The main theme of 2020 was the social impact of Covid and the various protests witnessed around the globe. Momentum is strong, so it is likely to continue into this year, and it needs to. “Some institutes estimate that when it comes to achieving the Sustainable Development Goals that the Covid crisis set us back 10 years, while others say 60 years,” Zandbergen-Albers says. “So, we need to work hard to achieve these social topics.
“Rising inequality and labour standards in supply chains were already issues, but Covid has put a spotlight on them,” Zandbergen-Albers says. “Covid has made some things more important.”
One positive from the Covid pandemic, Mennie believes, was the international community pulling together. “There was a remarkable amount of effort put into developing vaccines for Covid.
“We knew it would be extremely challenging to have a vaccine ready by the end of the year.

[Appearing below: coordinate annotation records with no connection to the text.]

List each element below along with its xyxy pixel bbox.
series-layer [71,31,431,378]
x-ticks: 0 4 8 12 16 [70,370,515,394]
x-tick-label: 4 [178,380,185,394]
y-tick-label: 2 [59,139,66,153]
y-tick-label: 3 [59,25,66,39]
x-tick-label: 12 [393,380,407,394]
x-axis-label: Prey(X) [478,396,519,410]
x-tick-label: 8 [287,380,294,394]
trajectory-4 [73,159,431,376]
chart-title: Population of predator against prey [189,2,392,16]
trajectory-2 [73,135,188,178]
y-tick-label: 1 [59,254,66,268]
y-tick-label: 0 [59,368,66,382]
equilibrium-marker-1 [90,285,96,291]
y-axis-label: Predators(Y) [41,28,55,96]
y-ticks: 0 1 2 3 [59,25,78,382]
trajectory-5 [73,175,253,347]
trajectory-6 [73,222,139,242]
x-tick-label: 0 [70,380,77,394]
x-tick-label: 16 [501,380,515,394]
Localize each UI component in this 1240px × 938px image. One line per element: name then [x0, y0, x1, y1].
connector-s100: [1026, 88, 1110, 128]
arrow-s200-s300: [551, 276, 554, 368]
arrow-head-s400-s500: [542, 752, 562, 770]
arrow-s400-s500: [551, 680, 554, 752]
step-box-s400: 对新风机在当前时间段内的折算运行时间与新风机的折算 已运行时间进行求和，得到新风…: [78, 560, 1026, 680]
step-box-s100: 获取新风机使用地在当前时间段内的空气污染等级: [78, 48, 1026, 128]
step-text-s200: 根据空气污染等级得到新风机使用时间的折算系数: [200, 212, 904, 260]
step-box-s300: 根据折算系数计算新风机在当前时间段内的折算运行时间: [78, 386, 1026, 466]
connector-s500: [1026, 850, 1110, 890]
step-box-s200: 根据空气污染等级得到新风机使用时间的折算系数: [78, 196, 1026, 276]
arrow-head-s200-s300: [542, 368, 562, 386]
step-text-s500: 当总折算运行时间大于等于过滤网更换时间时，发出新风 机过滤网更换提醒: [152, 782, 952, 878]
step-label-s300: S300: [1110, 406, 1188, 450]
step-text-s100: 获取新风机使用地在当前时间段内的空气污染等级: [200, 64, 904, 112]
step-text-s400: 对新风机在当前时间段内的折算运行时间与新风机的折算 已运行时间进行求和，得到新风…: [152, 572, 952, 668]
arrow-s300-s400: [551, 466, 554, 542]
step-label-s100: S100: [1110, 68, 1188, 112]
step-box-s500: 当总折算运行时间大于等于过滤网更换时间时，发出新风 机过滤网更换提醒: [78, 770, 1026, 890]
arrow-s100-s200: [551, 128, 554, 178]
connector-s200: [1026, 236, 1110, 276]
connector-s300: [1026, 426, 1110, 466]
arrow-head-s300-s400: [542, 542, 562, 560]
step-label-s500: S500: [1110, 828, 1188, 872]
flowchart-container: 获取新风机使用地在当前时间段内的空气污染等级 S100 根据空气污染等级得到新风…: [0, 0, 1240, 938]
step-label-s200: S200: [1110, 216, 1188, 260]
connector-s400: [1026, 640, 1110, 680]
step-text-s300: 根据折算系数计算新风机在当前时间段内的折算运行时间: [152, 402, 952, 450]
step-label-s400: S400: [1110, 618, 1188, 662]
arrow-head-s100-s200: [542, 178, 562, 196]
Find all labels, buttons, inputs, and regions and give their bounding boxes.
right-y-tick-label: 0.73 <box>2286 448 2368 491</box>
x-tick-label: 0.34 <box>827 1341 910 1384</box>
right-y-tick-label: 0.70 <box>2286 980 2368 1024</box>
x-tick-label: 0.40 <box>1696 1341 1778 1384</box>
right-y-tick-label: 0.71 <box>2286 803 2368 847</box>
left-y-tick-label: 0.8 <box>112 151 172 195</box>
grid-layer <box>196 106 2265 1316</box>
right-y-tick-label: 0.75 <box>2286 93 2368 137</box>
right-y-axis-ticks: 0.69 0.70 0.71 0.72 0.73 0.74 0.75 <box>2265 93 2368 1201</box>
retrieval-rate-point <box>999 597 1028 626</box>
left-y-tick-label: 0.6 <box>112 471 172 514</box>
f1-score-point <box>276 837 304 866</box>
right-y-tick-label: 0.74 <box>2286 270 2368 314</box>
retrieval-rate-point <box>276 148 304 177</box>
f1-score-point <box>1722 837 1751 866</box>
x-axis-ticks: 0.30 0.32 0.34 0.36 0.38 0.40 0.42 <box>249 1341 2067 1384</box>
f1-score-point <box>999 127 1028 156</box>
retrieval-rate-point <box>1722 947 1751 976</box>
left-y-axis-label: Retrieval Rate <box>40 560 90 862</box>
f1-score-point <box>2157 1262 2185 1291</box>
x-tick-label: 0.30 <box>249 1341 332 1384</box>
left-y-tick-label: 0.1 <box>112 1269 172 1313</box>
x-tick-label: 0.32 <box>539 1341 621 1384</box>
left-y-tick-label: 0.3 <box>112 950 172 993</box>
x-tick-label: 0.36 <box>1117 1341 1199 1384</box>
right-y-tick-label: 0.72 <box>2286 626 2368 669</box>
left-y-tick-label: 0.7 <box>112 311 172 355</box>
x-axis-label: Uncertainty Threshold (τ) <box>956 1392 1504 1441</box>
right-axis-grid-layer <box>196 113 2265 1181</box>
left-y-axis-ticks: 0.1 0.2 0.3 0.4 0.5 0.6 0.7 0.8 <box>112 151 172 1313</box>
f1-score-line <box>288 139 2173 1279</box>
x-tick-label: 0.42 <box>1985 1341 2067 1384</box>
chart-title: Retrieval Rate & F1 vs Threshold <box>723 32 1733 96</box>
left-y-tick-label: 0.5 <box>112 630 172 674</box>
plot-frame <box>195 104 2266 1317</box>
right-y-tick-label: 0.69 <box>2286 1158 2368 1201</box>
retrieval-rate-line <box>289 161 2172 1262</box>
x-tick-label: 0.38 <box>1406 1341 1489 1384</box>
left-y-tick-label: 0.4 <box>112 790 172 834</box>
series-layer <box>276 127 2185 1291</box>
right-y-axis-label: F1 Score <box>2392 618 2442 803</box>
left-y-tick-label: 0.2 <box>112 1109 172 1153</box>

Now we have three with high efficacy rates that have been approved or are close to it.
“That is remarkable and shows that where there is a collective will to do something, there is the ability to do it,” Mennie adds. “The lesson is that if people are aware of sustainability issues there is an opportunity to create the push for them to be solved.”
Overall, the outlook for the year ahead is finely balanced, Mennie says. “2020 was a tough year, especially on the debt side for governments and on the employment side for many people, but we have the political impetus with COP 26 coming up and evidence of the ability to act when we need to. It is going to be an interesting year.”
Approaches to ESG were already maturing from why we should adopt such a strategy to how do we measure performance. The events of 2020 highlighted the benefits of following such strategies, but the hard work did not end when Big Ben chimed 12 on New Year’s Eve.
“2021 is when we have to get serious about sustainable investing,” Zandbergen-Albers says. “We have to dive into the deep end. We have to dive into not only setting ambition on climate change but work out what they mean. This is what is needed in 2021.”